La presidenta Claudia Sheinbaum, confirmó durante la conferencia matutina de este viernes, un nuevo descubrimiento arqueológico ha puesto a Oaxaca en el centro de la atención nacional. Autoridades federales y especialistas del Instituto Nacional de Antropología e Historia confirmaron el hallazgo de la llamada Tumba 10 de Huitzo, una estructura funeraria zapoteca que ha sido considerada uno de los descubrimientos más relevantes de los últimos años en México y diseñada para albergar los restos de personajes de alto rango dentro de la sociedad de la época.
De acuerdo con los arqueólogos, su arquitectura y disposición interna muestran que no se trataba de una tumba común, sino de un espacio reservado para la élite, posiblemente gobernantes, sacerdotes o líderes políticos de la región.
ASÍ FUE COMO SE DESCUBRIÓ
El hallazgo no ocurrió durante una excavación arqueológica planeada. La tumba fue localizada gracias a una denuncia anónima que alertó a las autoridades sobre posibles actividades de saqueo en la zona de Huitzo, en los Valles Centrales de Oaxaca.
Tras recibir el reporte, se desplegó un operativo para asegurar el área y evitar que el sitio fuera alterado. Esta rápida intervención permitió que los especialistas del INAH accedieran a la tumba en condiciones casi intactas, algo poco frecuente debido al saqueo constante de sitios arqueológicos.

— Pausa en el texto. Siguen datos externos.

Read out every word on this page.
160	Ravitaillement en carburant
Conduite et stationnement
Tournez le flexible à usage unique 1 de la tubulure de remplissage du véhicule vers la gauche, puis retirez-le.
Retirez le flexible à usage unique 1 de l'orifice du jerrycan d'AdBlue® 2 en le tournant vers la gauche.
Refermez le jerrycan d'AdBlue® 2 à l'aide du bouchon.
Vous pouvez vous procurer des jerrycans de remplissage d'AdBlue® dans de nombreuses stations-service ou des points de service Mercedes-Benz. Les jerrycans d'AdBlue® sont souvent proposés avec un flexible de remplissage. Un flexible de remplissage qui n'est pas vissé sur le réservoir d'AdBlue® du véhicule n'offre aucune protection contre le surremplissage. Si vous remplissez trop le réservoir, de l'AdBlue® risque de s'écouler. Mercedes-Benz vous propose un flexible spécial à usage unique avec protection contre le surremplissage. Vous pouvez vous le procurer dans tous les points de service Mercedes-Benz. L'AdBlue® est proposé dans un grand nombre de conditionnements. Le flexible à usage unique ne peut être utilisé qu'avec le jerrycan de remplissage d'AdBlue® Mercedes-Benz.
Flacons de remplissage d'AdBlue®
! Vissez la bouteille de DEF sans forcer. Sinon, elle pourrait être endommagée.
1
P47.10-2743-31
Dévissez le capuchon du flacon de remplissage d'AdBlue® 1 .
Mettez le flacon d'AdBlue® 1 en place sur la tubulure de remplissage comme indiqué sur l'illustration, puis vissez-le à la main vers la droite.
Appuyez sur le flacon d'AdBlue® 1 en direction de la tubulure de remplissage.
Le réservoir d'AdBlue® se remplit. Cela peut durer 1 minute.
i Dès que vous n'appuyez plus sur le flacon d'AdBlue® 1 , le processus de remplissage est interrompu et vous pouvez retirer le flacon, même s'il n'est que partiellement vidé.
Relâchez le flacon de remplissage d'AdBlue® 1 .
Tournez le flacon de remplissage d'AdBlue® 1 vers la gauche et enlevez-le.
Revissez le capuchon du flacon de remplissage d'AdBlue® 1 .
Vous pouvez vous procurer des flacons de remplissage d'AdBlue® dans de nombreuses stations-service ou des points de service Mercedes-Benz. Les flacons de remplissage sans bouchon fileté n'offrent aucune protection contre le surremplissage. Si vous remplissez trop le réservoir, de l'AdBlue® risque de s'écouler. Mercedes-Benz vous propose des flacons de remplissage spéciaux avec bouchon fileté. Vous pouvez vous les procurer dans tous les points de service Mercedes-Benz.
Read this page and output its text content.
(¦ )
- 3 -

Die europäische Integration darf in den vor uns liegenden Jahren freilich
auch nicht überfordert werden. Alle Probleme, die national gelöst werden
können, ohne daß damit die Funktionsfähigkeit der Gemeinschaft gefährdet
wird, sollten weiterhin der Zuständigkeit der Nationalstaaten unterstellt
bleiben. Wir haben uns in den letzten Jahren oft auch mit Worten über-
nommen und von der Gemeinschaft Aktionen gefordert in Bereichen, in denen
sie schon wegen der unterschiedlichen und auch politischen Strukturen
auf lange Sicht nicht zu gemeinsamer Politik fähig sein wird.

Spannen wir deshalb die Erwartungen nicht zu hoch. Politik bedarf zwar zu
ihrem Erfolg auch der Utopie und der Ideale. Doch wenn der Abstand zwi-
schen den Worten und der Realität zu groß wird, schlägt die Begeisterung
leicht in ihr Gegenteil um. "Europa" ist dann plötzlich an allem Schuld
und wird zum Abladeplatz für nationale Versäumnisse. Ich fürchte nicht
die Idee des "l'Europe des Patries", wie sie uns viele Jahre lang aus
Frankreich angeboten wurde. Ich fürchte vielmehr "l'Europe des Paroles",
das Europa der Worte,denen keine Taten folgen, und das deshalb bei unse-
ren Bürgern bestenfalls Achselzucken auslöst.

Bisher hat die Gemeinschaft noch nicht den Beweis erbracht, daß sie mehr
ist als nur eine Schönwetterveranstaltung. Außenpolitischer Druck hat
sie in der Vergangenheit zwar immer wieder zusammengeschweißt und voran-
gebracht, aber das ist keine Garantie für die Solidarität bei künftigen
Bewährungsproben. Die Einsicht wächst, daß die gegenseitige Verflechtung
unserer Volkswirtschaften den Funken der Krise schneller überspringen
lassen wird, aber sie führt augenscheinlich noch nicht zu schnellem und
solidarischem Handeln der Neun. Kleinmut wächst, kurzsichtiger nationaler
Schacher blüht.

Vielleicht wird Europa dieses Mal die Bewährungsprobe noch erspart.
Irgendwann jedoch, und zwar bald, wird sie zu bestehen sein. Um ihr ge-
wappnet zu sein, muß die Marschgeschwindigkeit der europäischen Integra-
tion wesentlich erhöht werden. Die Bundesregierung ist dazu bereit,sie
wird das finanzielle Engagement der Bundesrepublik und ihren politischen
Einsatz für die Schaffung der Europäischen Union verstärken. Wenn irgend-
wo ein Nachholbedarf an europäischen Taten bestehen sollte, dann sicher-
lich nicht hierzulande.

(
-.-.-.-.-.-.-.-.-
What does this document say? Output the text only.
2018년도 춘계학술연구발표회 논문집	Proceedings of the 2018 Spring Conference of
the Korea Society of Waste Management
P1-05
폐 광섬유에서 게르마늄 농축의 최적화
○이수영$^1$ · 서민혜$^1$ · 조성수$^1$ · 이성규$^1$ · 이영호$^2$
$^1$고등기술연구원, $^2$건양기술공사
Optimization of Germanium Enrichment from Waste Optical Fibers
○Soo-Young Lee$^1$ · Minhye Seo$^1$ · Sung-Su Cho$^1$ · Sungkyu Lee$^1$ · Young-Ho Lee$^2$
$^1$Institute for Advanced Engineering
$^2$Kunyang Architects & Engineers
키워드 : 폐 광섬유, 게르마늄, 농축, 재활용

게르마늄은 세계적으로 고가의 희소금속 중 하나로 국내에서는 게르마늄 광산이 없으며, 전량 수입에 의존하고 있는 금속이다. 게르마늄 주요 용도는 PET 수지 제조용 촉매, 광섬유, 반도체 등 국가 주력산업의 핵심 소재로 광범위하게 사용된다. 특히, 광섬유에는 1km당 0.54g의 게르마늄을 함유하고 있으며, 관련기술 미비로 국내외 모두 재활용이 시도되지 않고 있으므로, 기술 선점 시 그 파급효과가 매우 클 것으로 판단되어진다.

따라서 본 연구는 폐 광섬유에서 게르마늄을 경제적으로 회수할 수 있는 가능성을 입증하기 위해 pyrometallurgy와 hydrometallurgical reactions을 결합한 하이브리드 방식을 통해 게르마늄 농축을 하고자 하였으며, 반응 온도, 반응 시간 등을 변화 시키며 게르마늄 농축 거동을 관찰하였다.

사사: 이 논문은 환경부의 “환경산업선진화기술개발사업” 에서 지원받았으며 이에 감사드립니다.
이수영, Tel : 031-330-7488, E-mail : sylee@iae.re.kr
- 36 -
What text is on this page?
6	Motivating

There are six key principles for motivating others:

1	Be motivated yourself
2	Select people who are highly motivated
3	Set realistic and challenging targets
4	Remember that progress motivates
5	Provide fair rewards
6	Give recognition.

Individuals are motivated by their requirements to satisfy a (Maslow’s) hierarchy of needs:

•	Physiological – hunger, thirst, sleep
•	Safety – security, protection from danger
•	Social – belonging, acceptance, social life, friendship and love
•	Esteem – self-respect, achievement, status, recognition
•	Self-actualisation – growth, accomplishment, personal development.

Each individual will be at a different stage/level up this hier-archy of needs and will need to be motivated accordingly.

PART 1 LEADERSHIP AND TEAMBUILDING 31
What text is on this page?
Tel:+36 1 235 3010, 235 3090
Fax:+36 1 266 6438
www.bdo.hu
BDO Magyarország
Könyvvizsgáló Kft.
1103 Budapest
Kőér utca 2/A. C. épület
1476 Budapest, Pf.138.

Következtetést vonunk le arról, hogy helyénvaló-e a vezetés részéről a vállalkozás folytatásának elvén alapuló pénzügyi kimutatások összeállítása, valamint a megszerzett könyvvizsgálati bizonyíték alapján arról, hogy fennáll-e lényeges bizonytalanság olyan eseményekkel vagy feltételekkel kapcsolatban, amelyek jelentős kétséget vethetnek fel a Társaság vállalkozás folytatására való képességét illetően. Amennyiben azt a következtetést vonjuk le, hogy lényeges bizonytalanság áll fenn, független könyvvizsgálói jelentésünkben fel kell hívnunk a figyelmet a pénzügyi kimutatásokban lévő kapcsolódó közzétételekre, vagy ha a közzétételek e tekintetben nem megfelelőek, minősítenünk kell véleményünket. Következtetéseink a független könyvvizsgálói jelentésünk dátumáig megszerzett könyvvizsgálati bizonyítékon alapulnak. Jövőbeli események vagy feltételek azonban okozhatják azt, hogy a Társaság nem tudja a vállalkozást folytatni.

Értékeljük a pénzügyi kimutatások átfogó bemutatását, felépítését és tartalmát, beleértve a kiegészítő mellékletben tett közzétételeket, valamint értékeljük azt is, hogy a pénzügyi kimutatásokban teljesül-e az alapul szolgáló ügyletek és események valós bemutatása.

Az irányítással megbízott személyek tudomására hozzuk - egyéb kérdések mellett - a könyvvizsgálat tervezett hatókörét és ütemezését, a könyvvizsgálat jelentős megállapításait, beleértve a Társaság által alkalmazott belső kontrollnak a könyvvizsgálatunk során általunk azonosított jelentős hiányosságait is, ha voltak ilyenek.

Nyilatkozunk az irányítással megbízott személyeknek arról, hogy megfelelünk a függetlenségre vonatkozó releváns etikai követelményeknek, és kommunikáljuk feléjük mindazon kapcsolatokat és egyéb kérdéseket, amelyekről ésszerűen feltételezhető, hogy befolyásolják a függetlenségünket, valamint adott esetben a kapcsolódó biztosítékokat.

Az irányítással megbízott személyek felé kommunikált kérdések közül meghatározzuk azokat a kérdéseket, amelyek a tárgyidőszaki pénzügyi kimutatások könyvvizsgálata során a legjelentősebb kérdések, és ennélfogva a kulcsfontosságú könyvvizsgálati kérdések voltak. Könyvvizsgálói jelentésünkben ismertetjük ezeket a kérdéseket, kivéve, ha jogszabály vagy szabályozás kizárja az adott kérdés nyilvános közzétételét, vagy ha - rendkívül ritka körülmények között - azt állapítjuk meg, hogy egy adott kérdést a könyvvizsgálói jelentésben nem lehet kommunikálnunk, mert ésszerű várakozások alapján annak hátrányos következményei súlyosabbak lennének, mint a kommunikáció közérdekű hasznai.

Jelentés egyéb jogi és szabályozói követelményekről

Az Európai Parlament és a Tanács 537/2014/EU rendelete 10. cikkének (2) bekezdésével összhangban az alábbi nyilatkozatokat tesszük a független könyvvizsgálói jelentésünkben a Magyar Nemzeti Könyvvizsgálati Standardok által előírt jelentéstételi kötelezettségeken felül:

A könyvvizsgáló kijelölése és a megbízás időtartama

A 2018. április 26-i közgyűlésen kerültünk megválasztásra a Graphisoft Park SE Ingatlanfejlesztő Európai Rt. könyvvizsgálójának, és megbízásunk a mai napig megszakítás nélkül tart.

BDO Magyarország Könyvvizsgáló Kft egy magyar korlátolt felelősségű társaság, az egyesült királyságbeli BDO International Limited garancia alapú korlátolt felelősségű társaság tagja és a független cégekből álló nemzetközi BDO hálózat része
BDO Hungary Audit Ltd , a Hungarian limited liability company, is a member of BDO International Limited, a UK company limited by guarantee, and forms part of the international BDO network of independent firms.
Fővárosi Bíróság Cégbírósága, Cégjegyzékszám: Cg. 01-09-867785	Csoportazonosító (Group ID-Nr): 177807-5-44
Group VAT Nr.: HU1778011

¿QUÉ SE HACÍA DENTRO DE ESTA TUMBA?
La Tumba 10 era un espacio destinado a rituales funerarios y ceremonias relacionadas con la muerte y el poder. En su interior se realizaban entierros acompañados de ofrendas, las cuales reflejaban el estatus social del personaje sepultado.
Estos rituales tenían un fuerte componente simbólico y religioso, ya que los zapotecas creían en la continuidad de la vida después de la muerte. Las ofrendas y la arquitectura del lugar servían para honrar al difunto y reafirmar su importancia dentro de la comunidad.